La perspective existentialiste s’oppose philosophiquement à l’ontologie, parce que cette dernière discipline désigne l’étude de l’essence. Mais précisément avec Saint Anselme on suit un raisonnement qui tente de forcer le passage de l’ontologie à l’existence. De ce que Dieu soit l’idée d’un concept ontologique exorbitant toute limitation, il s’ensuit qu’il faut bien qu’il existe. En d’autres termes, de cette façon exorbitante qu’a Dieu de venir à l’Idée, il s’ensuit que Dieu ne peut pas ne pas exister.
Peut-être pourrions nous aussi concevoir que Dieu est un mot dont le vouloir-dire dépasse le dire pour être. De cela seul que Dieu soit évoqué par le mot « Dieu », il s’ensuit évidemment qu’il est un signe. Cela veut dire que Dieu est un signifiant dont le signifié excède le statut symbolique du signifiant. Dans le mot « Dieu », le symbolisé écrase le symbolisant de telle sorte que celui-ci, le mot, ne peut pas n’être qu’un mot. Je peux parfaitement dire le mot « chat » sans qu’un chat soit « là », je peux parfaitement donner lieu à la pure évocation mentale de l’idée de chat en disant chat. C’est bien ce que nous faisons tout le temps quand nous parlons. Mais quand je dis « Dieu », ce que je dis sort nécessairement du contexte d’être seulement « dit » pour « être ». De cela même que Dieu puisse être pensé, ou dit, il s’ensuit nécessairement qu’il est, parce que je ne peux pas comprendre l’idée de Dieu, ni la dire, sans que l’idée ou le signifié de ce signe ne sorte de cette dimension pensive ou nominative pour, de fait, insister de tout son insoutenable poids sur le réel.

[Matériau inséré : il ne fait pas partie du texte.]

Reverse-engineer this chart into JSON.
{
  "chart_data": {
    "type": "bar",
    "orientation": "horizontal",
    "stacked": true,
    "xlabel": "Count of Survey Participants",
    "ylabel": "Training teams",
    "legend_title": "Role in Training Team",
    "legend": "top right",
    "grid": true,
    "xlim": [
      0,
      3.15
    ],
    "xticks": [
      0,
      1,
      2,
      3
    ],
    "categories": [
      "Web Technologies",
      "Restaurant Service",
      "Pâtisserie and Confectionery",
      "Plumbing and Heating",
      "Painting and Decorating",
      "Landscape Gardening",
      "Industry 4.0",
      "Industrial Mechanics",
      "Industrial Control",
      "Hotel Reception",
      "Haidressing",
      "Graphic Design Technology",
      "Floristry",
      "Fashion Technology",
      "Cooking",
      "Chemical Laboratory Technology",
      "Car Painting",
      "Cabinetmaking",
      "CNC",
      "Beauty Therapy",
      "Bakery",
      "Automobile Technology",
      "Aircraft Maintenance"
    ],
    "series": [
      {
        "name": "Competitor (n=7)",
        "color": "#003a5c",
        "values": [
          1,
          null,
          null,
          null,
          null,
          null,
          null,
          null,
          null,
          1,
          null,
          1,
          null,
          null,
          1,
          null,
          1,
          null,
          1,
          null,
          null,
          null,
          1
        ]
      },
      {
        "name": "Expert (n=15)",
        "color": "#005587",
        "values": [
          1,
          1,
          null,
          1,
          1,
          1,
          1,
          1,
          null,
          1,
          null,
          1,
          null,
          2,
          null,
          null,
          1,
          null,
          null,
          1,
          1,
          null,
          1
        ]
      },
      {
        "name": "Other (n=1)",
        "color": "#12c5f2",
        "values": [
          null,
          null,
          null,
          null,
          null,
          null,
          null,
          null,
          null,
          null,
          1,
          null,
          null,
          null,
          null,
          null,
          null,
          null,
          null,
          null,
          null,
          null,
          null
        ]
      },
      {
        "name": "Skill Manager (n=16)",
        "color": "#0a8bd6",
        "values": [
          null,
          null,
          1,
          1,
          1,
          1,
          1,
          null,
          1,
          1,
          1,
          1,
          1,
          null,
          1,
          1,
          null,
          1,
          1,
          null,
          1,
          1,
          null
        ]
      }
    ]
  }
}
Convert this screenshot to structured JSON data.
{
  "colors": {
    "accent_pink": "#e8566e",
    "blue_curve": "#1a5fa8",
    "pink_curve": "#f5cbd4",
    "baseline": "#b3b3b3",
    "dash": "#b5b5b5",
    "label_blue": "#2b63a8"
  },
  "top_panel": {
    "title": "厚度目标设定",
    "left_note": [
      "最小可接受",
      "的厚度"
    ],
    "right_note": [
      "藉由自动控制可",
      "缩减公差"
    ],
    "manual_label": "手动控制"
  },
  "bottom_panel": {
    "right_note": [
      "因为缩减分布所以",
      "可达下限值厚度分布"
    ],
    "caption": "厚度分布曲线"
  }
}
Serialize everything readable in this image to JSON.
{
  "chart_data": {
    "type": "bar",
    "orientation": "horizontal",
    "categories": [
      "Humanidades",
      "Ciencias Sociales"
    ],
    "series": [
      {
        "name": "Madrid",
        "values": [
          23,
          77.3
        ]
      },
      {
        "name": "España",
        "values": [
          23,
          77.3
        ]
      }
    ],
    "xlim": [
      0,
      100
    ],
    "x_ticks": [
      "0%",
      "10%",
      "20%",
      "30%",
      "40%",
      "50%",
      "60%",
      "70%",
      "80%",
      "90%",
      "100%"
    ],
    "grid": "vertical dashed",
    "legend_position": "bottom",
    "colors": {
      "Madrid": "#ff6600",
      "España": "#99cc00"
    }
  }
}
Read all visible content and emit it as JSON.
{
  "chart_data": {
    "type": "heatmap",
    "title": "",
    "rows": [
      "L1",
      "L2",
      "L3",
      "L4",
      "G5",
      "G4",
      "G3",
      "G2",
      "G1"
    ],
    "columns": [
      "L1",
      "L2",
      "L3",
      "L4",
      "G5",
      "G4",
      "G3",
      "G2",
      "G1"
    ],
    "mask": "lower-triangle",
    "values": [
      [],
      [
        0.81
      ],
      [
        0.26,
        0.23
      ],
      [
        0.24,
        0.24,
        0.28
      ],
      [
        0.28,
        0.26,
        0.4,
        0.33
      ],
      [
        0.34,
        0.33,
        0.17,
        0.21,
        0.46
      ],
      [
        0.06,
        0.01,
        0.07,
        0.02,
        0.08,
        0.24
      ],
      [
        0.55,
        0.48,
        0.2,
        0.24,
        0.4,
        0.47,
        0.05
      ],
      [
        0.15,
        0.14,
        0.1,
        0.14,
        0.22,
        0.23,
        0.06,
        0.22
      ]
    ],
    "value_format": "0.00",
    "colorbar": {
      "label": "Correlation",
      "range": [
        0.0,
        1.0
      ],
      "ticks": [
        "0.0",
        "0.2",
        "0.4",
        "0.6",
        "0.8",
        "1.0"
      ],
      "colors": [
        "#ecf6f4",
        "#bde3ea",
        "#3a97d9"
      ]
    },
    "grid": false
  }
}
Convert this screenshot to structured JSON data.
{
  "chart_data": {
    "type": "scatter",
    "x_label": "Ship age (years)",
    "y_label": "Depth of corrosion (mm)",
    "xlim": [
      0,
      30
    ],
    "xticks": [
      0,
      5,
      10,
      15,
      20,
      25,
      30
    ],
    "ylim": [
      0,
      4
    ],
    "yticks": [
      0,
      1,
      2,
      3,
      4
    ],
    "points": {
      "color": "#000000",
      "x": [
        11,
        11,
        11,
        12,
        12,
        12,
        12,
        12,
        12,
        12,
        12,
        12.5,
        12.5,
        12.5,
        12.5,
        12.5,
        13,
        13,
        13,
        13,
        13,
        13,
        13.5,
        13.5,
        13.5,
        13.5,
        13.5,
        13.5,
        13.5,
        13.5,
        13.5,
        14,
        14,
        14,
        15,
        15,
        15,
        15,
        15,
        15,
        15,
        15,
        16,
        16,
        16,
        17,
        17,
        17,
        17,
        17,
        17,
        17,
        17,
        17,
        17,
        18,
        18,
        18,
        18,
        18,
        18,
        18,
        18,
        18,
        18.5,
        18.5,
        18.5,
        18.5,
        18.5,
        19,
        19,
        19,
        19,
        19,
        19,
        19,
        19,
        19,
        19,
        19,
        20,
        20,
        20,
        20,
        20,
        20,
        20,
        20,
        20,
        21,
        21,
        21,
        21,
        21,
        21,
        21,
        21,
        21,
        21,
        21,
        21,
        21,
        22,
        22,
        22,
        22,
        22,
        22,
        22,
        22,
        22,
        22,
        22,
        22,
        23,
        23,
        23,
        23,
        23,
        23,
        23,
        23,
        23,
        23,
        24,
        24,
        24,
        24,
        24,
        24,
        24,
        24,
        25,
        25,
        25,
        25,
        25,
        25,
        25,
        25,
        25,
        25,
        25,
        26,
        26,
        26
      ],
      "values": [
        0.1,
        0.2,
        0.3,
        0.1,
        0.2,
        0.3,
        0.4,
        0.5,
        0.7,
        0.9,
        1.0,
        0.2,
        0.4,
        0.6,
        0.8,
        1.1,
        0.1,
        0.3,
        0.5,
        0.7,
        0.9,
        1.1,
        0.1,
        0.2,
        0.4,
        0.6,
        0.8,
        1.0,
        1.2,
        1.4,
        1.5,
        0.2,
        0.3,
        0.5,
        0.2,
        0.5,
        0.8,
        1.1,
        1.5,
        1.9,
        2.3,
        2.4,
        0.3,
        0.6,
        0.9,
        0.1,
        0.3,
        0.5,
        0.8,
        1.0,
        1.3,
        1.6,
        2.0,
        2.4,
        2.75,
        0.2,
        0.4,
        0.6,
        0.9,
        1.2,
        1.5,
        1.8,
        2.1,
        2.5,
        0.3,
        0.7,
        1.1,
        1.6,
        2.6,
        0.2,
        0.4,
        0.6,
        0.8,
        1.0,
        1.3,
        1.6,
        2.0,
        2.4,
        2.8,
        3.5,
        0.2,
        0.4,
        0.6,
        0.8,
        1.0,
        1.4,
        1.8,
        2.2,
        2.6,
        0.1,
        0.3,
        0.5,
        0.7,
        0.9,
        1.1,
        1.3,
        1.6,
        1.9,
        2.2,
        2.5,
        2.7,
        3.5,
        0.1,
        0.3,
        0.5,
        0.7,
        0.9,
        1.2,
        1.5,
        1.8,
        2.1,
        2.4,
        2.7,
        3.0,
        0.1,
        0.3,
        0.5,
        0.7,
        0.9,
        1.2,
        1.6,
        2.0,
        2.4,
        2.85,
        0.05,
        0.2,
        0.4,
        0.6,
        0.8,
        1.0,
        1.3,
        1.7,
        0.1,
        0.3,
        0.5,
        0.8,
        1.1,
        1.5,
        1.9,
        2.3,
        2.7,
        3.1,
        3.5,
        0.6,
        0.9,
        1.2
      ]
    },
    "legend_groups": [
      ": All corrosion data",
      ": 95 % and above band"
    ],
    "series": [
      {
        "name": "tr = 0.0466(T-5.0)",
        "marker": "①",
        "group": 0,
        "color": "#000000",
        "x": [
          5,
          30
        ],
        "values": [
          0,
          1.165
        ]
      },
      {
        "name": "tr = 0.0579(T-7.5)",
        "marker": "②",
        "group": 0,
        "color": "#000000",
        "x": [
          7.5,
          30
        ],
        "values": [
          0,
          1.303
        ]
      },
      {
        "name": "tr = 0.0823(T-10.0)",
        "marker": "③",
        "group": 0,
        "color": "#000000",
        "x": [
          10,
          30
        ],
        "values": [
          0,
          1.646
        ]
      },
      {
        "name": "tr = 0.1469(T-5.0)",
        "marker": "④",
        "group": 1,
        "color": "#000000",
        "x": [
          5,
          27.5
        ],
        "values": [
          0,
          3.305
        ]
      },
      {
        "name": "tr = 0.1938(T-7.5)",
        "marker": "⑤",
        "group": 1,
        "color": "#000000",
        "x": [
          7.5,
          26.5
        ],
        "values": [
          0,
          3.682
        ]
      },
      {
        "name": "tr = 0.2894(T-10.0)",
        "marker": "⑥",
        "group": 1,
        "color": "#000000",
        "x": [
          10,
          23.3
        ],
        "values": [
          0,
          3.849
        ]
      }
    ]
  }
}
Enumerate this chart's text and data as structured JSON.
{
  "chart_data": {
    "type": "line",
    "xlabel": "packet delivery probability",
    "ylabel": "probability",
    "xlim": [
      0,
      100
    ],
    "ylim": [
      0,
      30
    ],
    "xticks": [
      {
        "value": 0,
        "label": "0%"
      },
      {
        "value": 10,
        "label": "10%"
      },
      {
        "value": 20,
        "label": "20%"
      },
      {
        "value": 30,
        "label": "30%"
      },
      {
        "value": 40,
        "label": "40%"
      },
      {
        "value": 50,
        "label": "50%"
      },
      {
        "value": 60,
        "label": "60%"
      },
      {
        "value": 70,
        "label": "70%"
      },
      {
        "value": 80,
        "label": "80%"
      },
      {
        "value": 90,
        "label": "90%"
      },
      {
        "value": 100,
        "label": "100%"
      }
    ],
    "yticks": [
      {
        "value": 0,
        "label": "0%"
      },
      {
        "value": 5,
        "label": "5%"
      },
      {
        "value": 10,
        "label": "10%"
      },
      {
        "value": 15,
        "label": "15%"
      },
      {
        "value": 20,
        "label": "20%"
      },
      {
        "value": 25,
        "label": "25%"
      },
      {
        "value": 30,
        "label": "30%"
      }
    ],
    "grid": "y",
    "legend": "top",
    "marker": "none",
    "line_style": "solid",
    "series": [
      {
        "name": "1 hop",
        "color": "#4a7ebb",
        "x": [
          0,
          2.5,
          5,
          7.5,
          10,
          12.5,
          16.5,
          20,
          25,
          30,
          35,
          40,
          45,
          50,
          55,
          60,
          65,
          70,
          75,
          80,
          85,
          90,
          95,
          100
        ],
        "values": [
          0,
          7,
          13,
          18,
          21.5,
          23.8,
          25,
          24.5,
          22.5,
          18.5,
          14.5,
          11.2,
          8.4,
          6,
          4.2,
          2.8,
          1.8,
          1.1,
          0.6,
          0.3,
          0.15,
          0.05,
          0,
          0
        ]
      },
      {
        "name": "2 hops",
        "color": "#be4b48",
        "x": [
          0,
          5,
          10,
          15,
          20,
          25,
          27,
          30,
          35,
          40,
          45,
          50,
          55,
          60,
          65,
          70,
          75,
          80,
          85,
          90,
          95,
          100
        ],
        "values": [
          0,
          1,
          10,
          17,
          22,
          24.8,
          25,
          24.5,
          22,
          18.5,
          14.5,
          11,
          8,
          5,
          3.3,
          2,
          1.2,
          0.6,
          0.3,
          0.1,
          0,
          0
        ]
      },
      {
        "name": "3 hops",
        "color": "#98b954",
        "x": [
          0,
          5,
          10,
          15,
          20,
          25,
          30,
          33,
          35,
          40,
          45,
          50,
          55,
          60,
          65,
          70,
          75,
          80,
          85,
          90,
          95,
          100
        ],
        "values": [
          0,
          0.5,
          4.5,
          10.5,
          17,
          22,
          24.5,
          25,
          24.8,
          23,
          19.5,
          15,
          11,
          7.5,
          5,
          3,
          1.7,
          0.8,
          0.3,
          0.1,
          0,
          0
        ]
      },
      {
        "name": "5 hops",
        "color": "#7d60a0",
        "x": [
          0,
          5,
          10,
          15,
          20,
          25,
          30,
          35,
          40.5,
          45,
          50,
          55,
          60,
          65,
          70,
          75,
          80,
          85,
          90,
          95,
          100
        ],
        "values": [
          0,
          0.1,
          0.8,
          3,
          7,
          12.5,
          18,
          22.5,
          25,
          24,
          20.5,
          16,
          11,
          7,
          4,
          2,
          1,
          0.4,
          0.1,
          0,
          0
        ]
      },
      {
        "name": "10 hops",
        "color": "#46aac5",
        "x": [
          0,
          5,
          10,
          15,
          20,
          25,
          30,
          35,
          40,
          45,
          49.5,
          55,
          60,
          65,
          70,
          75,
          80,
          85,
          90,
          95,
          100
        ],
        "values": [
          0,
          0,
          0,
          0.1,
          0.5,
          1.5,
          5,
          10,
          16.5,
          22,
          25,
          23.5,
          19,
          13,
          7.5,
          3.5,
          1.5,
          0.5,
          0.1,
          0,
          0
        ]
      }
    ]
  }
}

Ce qui importe au plus haut point dans cette mise en perspective, c’est de saisir exactement l’amplitude de l’onde de choc créée par cette dignité ontologique de l’être humain. Il a forcé le passage grâce auquel il revêt un statut divin. Contrairement à ce que dira Lamartine, il n’est pas « un Dieu tombé qui se souvient des cieux », mais un Dieu advenu, transfuge, qui envahit les cieux, à la seule force de son inventivité, de son ingéniosité, de cette parole dont il s’est lui-même gratifiée et qu’il a cultivée en autodidacte. L’homme s’est assuré les moyens d’être un Dieu et se retrouve désormais en charge d’adopter un Ethos conforme à un statut exorbitant. Quel Ethos pour un vivant parvenu à crever le ciel des Idées?